Todos hemos querido ser como ellos alguna vez. Se saltan la legalidad a la torera, hacen lo que les da la gana para luchar contra los malos, y no reparan en mientes a la hora de sacar la pipa y provocar una ensalada de tiros. Y todo en pos de una implacable sed de justicia.... O eso dicen ellos. Son los polis malos del cine, una figura a la que Enrique Urbizu y José Coronado pasan revista en No habrá paz para los malvados, el gran estreno español de la semana. Un filme protagonizado por Santos Trinidad, un policía con alma negra que a nosotros nos hace preguntarnos: ¿aguantaríamos a los pistoleros con placa en nuestra vida cotidiana?
En principio, la tentación es decir que sí: cuando tenemos a un Scorpio con rifle tiroteando al personal desde las azoteas de San Francisco, siempre se agradece tener a un Harry el Sucio que haga lo posible y lo imposible para atraparle. Pero recordemos que el director Don Siegel (quien concibió su filme a raíz del caso del Asesino del Zodíaco) y el propio Clint Eastwood crearon a Harry casi como una parodia, algo que sólo se acentuó con las sucesivas aventuras del personaje.

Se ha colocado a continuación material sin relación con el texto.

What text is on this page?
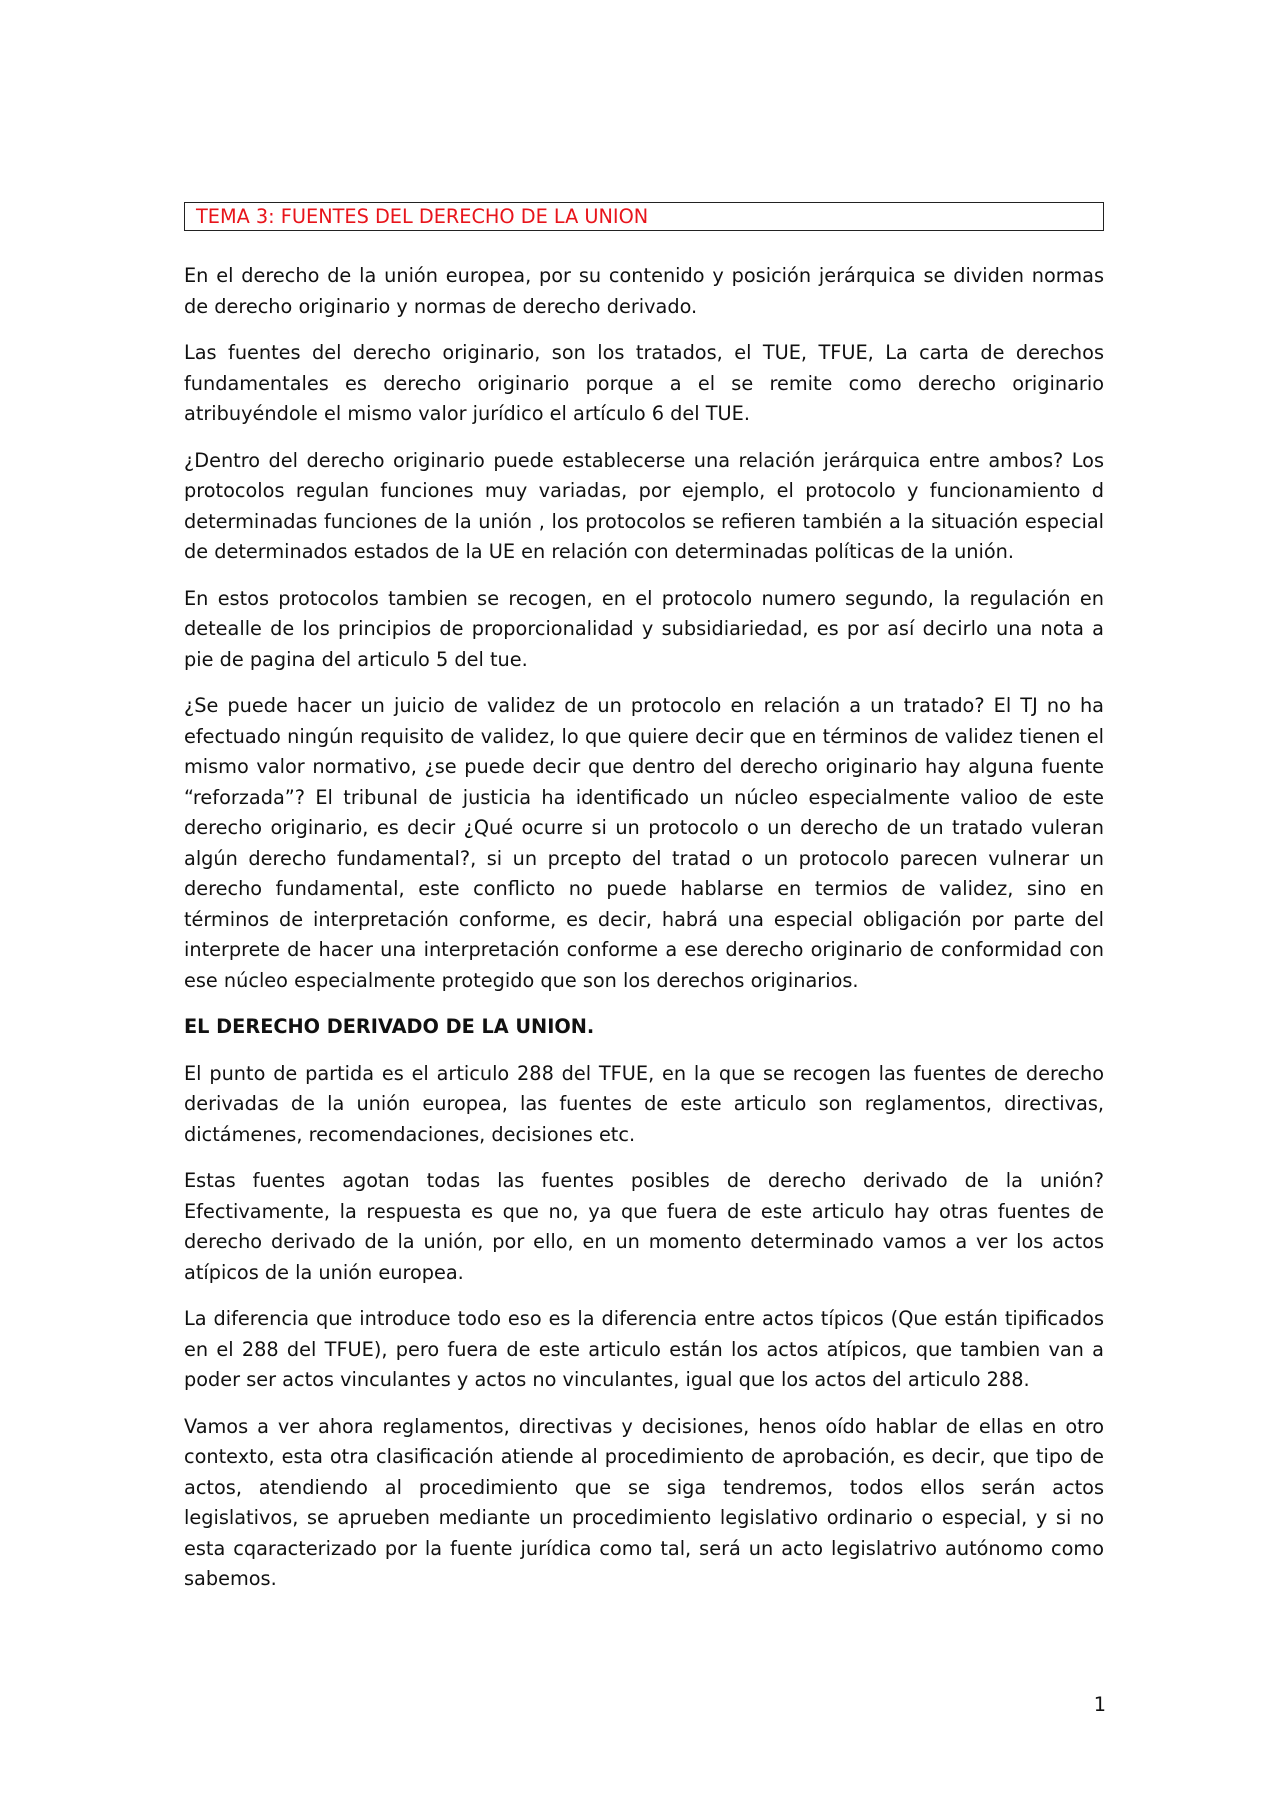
TEMA 3: FUENTES DEL DERECHO DE LA UNION

En el derecho de la unión europea, por su contenido y posición jerárquica se dividen normas de derecho originario y normas de derecho derivado.

Las fuentes del derecho originario, son los tratados, el TUE, TFUE, La carta de derechos fundamentales es derecho originario porque a el se remite como derecho originario atribuyéndole el mismo valor jurídico el artículo 6 del TUE.

¿Dentro del derecho originario puede establecerse una relación jerárquica entre ambos? Los protocolos regulan funciones muy variadas, por ejemplo, el protocolo y funcionamiento d determinadas funciones de la unión , los protocolos se refieren también a la situación especial de determinados estados de la UE en relación con determinadas políticas de la unión.

En estos protocolos tambien se recogen, en el protocolo numero segundo, la regulación en detealle de los principios de proporcionalidad y subsidiariedad, es por así decirlo una nota a pie de pagina del articulo 5 del tue.

¿Se puede hacer un juicio de validez de un protocolo en relación a un tratado? El TJ no ha efectuado ningún requisito de validez, lo que quiere decir que en términos de validez tienen el mismo valor normativo, ¿se puede decir que dentro del derecho originario hay alguna fuente “reforzada”? El tribunal de justicia ha identificado un núcleo especialmente valioo de este derecho originario, es decir ¿Qué ocurre si un protocolo o un derecho de un tratado vuleran algún derecho fundamental?, si un prcepto del tratad o un protocolo parecen vulnerar un derecho fundamental, este conflicto no puede hablarse en termios de validez, sino en términos de interpretación conforme, es decir, habrá una especial obligación por parte del interprete de hacer una interpretación conforme a ese derecho originario de conformidad con ese núcleo especialmente protegido que son los derechos originarios.

EL DERECHO DERIVADO DE LA UNION.

El punto de partida es el articulo 288 del TFUE, en la que se recogen las fuentes de derecho derivadas de la unión europea, las fuentes de este articulo son reglamentos, directivas, dictámenes, recomendaciones, decisiones etc.

Estas fuentes agotan todas las fuentes posibles de derecho derivado de la unión? Efectivamente, la respuesta es que no, ya que fuera de este articulo hay otras fuentes de derecho derivado de la unión, por ello, en un momento determinado vamos a ver los actos atípicos de la unión europea.

La diferencia que introduce todo eso es la diferencia entre actos típicos (Que están tipificados en el 288 del TFUE), pero fuera de este articulo están los actos atípicos, que tambien van a poder ser actos vinculantes y actos no vinculantes, igual que los actos del articulo 288.

Vamos a ver ahora reglamentos, directivas y decisiones, henos oído hablar de ellas en otro contexto, esta otra clasificación atiende al procedimiento de aprobación, es decir, que tipo de actos, atendiendo al procedimiento que se siga tendremos, todos ellos serán actos legislativos, se aprueben mediante un procedimiento legislativo ordinario o especial, y si no esta cqaracterizado por la fuente jurídica como tal, será un acto legislatrivo autónomo como sabemos.

1
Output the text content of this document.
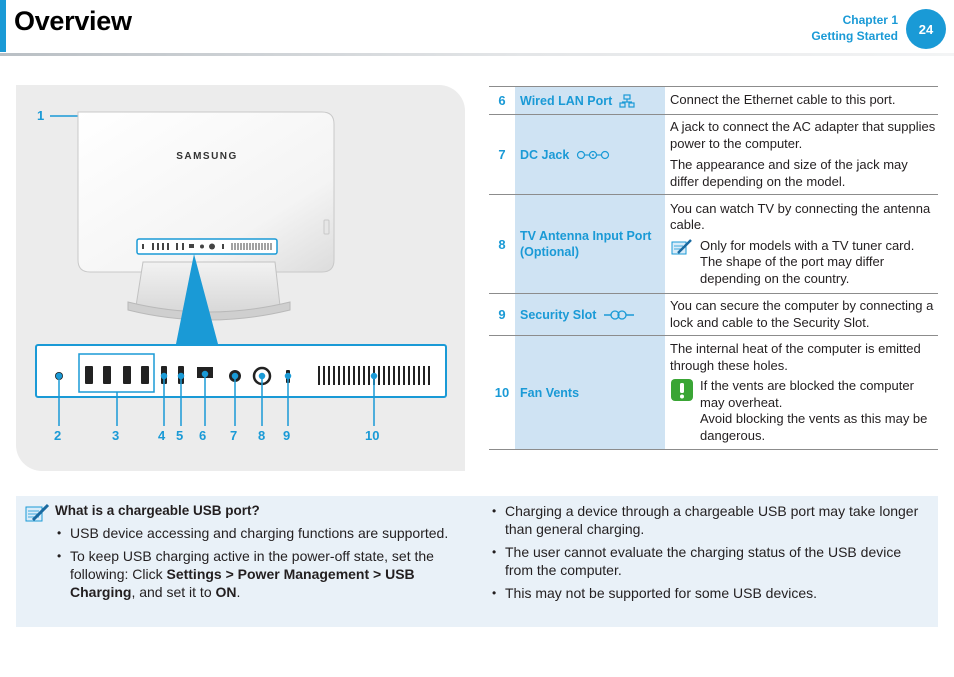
Overview	Chapter 1
Getting Started	24
1
SAMSUNG
2	3	4 5 6 7 8 9	10
6	Wired LAN Port	Connect the Ethernet cable to this port.

7	DC Jack	A jack to connect the AC adapter that supplies power to the computer.

The appearance and size of the jack may differ depending on the model.

8	TV Antenna Input Port (Optional)	You can watch TV by connecting the antenna cable.

Only for models with a TV tuner card. The shape of the port may differ depending on the country.

9	Security Slot	You can secure the computer by connecting a lock and cable to the Security Slot.

10	Fan Vents	The internal heat of the computer is emitted through these holes.

If the vents are blocked the computer may overheat.
Avoid blocking the vents as this may be dangerous.
What is a chargeable USB port?
• USB device accessing and charging functions are supported.
• To keep USB charging active in the power-off state, set the following: Click Settings > Power Management > USB Charging, and set it to ON.
• Charging a device through a chargeable USB port may take longer than general charging.
• The user cannot evaluate the charging status of the USB device from the computer.
• This may not be supported for some USB devices.
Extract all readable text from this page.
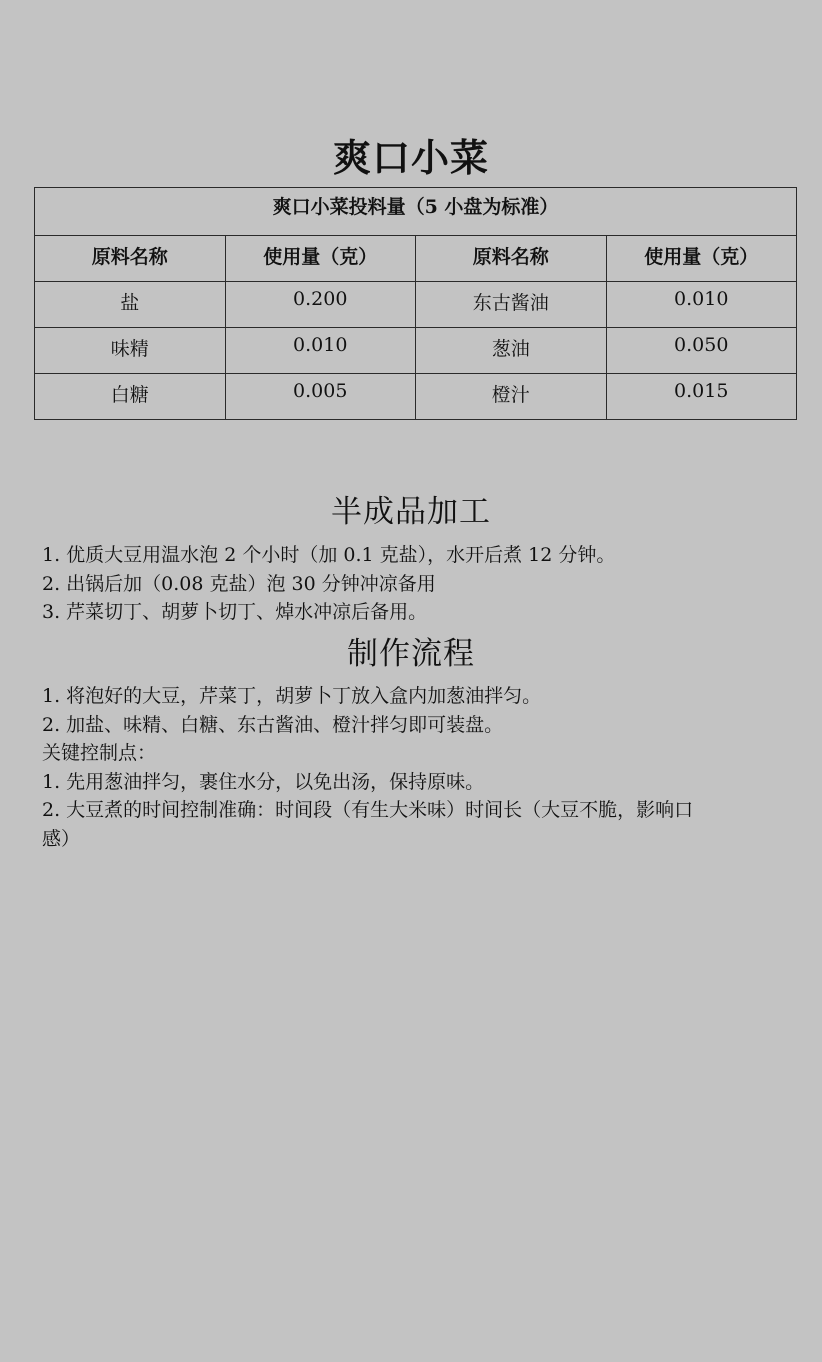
爽口小菜
爽口小菜投料量（5 小盘为标准）			
原料名称	使用量（克）	原料名称	使用量（克）
盐	0.200	东古酱油	0.010
味精	0.010	葱油	0.050
白糖	0.005	橙汁	0.015
半成品加工
1. 优质大豆用温水泡 2 个小时（加 0.1 克盐），水开后煮 12 分钟。
2. 出锅后加（0.08 克盐）泡 30 分钟冲凉备用
3. 芹菜切丁、胡萝卜切丁、焯水冲凉后备用。
制作流程
1. 将泡好的大豆，芹菜丁，胡萝卜丁放入盒内加葱油拌匀。
2. 加盐、味精、白糖、东古酱油、橙汁拌匀即可装盘。
关键控制点：
1. 先用葱油拌匀，裹住水分，以免出汤，保持原味。
2. 大豆煮的时间控制准确：时间段（有生大米味）时间长（大豆不脆，影响口
感）
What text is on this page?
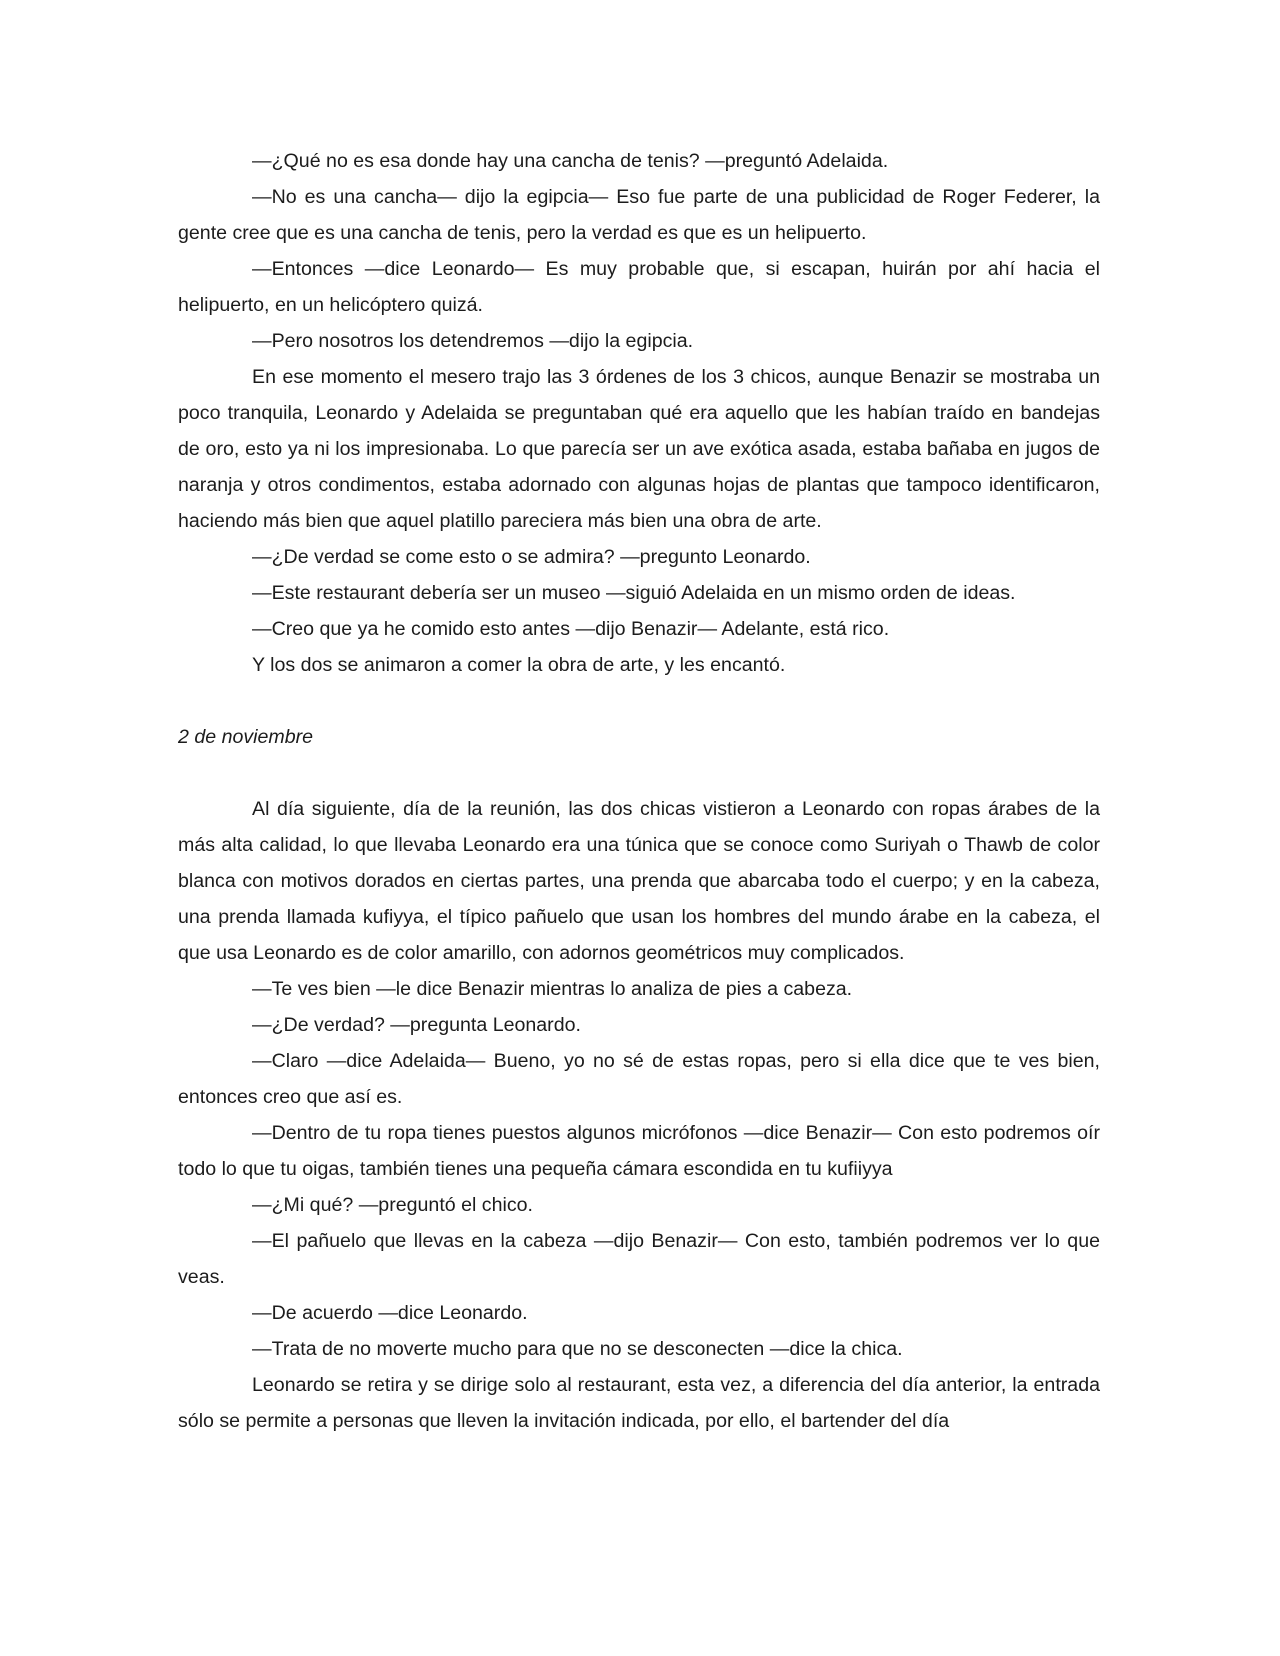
—¿Qué no es esa donde hay una cancha de tenis? —preguntó Adelaida.

—No es una cancha— dijo la egipcia— Eso fue parte de una publicidad de Roger Federer, la gente cree que es una cancha de tenis, pero la verdad es que es un helipuerto.

—Entonces —dice Leonardo— Es muy probable que, si escapan, huirán por ahí hacia el helipuerto, en un helicóptero quizá.

—Pero nosotros los detendremos —dijo la egipcia.

En ese momento el mesero trajo las 3 órdenes de los 3 chicos, aunque Benazir se mostraba un poco tranquila, Leonardo y Adelaida se preguntaban qué era aquello que les habían traído en bandejas de oro, esto ya ni los impresionaba. Lo que parecía ser un ave exótica asada, estaba bañaba en jugos de naranja y otros condimentos, estaba adornado con algunas hojas de plantas que tampoco identificaron, haciendo más bien que aquel platillo pareciera más bien una obra de arte.

—¿De verdad se come esto o se admira? —pregunto Leonardo.

—Este restaurant debería ser un museo —siguió Adelaida en un mismo orden de ideas.

—Creo que ya he comido esto antes —dijo Benazir— Adelante, está rico.

Y los dos se animaron a comer la obra de arte, y les encantó.

2 de noviembre

Al día siguiente, día de la reunión, las dos chicas vistieron a Leonardo con ropas árabes de la más alta calidad, lo que llevaba Leonardo era una túnica que se conoce como Suriyah o Thawb de color blanca con motivos dorados en ciertas partes, una prenda que abarcaba todo el cuerpo; y en la cabeza, una prenda llamada kufiyya, el típico pañuelo que usan los hombres del mundo árabe en la cabeza, el que usa Leonardo es de color amarillo, con adornos geométricos muy complicados.

—Te ves bien —le dice Benazir mientras lo analiza de pies a cabeza.

—¿De verdad? —pregunta Leonardo.

—Claro —dice Adelaida— Bueno, yo no sé de estas ropas, pero si ella dice que te ves bien, entonces creo que así es.

—Dentro de tu ropa tienes puestos algunos micrófonos —dice Benazir— Con esto podremos oír todo lo que tu oigas, también tienes una pequeña cámara escondida en tu kufiiyya

—¿Mi qué? —preguntó el chico.

—El pañuelo que llevas en la cabeza —dijo Benazir— Con esto, también podremos ver lo que veas.

—De acuerdo —dice Leonardo.

—Trata de no moverte mucho para que no se desconecten —dice la chica.

Leonardo se retira y se dirige solo al restaurant, esta vez, a diferencia del día anterior, la entrada sólo se permite a personas que lleven la invitación indicada, por ello, el bartender del día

Siegel y Eastwood, que eran muy listos, supieron matizar a su personaje, sentando un precedente para futuros polis malos: muy en el fondo, Callahan es un auténtico cachopán con vocación de proteger al débil. Algo muy necesario en un filme que fue calificado tras su estreno de "fantasía ultraderechista", y cuyo país de origen experimentaba por entonces (1971) una conflictividad social volcánica. Pero algo debía haber cuando (como recuerda el propio Eastwood, y no con agrado) las fuerzas policiales del dictador filipino Ferdinand Marcos usaron la película para motivar a sus agentes. Los abusos cometidos por la dictadura de Marcos (la misma que le prestó los helicópteros a Coppola) y por su policía comenzaron a esclarecerse de forma oficial a comienzos de este año: se estiman un mínimo de 7.256 víctimas con derecho a indemnización.
Mejor no nos imaginamos en qué delitos incurre el Mel Gibson de Arma letal, por ejemplo: un suicida en potencia con gatillo fácil y que, además, cuenta unos chistes malísimos. O nuestro adorado John McClane (Bruce Willis en La jungla de cristal y secuelas) con su perpetua resaca: algo que no se lleva demasiado bien con el recto raciocinio... ni con el uso de las armas. Pero al fin y al cabo McClane es más un superhéroe que un policía convencional, algo que no se aplica a nuestro siguiente sujeto. Porque, con todo nuestro amor a Russell Crowe, recordamos muy mucho a su personaje en L.A. Confidential.
Pero si queremos hablar de agentes de la ley que se portan como señores de horca y cuchillo, tenemos que llegar a los clásicos. Es decir, a Hank Quinlan, el inolvidable detective fronterizo de Orson Welles en Sed de mal. Como al obeso genio le gustaban más las paradojas morales que a un niño un caramelo, se marcó una figura antológica con este grasiento antihéroe, pesadilla de Charlton Heston (detective mexicano) y de su esposa. Por si los spoilers, no detallamos mucho sobre sus actividades, pero baste decir que estas le hacen saltarse la ley multitud de veces con siniestros resultados. Al final [SPOILERS] resulta que Quinlan lleva la razón [/SPOILERS], pero la pregunta está ahí: ¿qué ocurriría si la víctima de sus manejos hubiese sido un inocente?
Será mejor que comencemos a tascar el freno, porque la siguiente parada nos lleva a un arquetipo que también conocemos a fondo: el policía corrupto. Como este sujeto ya ha cruzado la barrera de lo legal, está bien visto que la película de turno le presente como villano, y por ello sus rasgos alcanzan a veces las cotas de una auténtica pesadilla. ¿Cómo olvidar los delirios místicos de Harvey Keitel en la primera Teniente corrupto? ¿O a Gary Oldman persiguiendo a Natalie Portman -el muy desalmado- en El profesional? Por no hablar del rosario de tipos siniestros que Martin Scorsese (vía el original de Johnnie To, Infernal Affairs) nos presentó en Infiltrados. Insistimos: estos personajes nos son presentados de forma negativa desde el principio, pero muchos de sus rasgos (principalmente su disposición al abuso de poder) les emparentan mucho con ciertos héroes de placa y pistola.